Personal Injury Law

Nebraska Personal Injury Law

When someone injures you, it can impact your life in a lot of different ways. There are the medical bills, time off work to heal and attend appointments, and the pain and disruption to your normal routine. All of these issues can quickly add up, financially, physically, and emotionally.

You may want to explore filing a personal injury law suit against the person who hurt you. If a court finds in your favor, that person could be required to pay you for the economic costs of your medical care and lost wages, and the non-economic costs of your pain and suffering.

Each state has its own laws for personal injury cases. For personal injury lawsuits in Omaha, Lincoln, Kearney, or anywhere else in the state, it’s important to understand Nebraska’s specific rules.

What is a Personal Injury Lawsuit?

You may have the grounds to sue someone who hurt you so that you can recover financial compensation for the injury they caused. Many kinds of injuries will apply here, from the intentional to the accidental. Filing a personal injury lawsuit is a way to try and make your financial situation as close to “normal” as possible, as if you never had the injury in the first place.

What is an Intentional Personal Injury?

Intentional injuries come from actions like assaults and batteries.
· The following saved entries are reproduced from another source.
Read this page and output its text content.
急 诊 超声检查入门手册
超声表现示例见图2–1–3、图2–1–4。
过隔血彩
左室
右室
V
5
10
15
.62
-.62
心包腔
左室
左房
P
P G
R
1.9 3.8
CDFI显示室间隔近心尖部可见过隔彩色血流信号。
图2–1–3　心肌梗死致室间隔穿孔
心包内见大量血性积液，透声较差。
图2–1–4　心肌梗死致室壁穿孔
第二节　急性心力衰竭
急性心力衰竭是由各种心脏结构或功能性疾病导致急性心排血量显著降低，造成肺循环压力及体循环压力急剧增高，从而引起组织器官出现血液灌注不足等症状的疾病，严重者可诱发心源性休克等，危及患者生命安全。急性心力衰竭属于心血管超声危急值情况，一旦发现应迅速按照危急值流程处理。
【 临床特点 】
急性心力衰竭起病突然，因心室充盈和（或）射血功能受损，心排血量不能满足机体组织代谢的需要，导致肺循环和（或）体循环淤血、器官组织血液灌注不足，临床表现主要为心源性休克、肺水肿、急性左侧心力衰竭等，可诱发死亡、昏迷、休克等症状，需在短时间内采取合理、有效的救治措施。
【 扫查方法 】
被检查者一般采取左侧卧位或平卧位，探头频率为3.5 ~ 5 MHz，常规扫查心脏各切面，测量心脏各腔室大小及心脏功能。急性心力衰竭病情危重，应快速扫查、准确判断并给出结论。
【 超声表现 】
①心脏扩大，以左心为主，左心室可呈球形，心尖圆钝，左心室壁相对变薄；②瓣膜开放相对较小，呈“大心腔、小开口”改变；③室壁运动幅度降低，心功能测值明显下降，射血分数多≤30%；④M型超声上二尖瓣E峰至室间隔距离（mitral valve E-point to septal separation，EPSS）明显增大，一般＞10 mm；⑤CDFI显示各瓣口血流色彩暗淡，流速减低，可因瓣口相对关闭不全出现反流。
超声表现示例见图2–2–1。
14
It’s the result of someone purposefully making some kind of contact with you. It doesn’t necessarily matter if they intended to injure you, only that they intended to make the contact that ended up injuring you.

What is an Accidental Personal Injury?

Not every accident that leads to injury will be grounds for a personal injury suit, but many are. This is especially true for accidents born of negligence.

Negligent accidents are those that weren’t caused on purpose, but could have been prevented if someone had exercised reasonable care. Typically, negligence cases involve someone doing something in an irresponsible way that they should have realized could cause an injury. Breaking Nebraska’s distracting driving laws and texting behind the wheel, for example, could be grounds for a personal injury suit if that driver hits and injures someone. The reasonable expectation is that people will stay off their phones while they’re driving, and going against that standard can make someone liable for any injuries that action causes.

In a few cases, even non-negligent accidents can serve as the basis for a personal injury suit. Under the rules of strict liability, people may need to compensate someone they injured, even if they took all the necessary safety precautions or didn’t behave in an unreasonable manner.

Participating in “abnormally dangerous activities” could make someone strictly liable for injuries. Certain kinds of fireworks are legal in Nebraska during specific times of the year, but if someone is setting them off and hurts someone, even if they were using the fireworks carefully, that person could still be responsible for paying the medical bills for the one they injured.

What are the Limits on Personal Liability in Nebraska?

Nebraska does have some restrictions on when and how you can file your personal injury lawsuit, as well as limiting how much money you can get in some cases.

Nebraska Comparative Fault

Nebraska has a comparative fault statute. That means that if you also did something negligent while you were injured by someone else’s negligence, the court may find you partially to blame for your injuries and decrease your compensation. If a speeding driver hits your car, their excessive speed may be considered negligence. However, if you were making an illegal turn when you were hit, your own negligence may have contributed to the accident.

If the court decides that you were say, 20 percent at fault for your injuries, the maximum amount you could receive wold be 80 percent of what you asked for. You may be barred from collecting any amount at all if the court things you are more than 50 percent responsible for your injuries.

Nebraska Statute of Limitations for Personal Injury

The statute of limitations for filing a personal injury lawsuit in Nebraska is two years. That means you only have two years from the time of your injury to file, or else the court will likely refuse to hear your case and you won’t get the compensation you need.

There are some exceptions to this rule, like if you were so badly harmed that you were unable to file for the first six months after your injury. In that case, your timeline to file may not begin until after the incapacitation is over.

Nebraska Cap on Personal Injury Damages

Most personal injury cases in Nebraska don’t have a cap on damages, so you could potentially recover nearly any justifiable amount of money.

Some cases may limit how much money you can receive, however. Medical malpractice suits, a type of negligence case, are often capped at $1.75 million for economic and non-economic charges combined.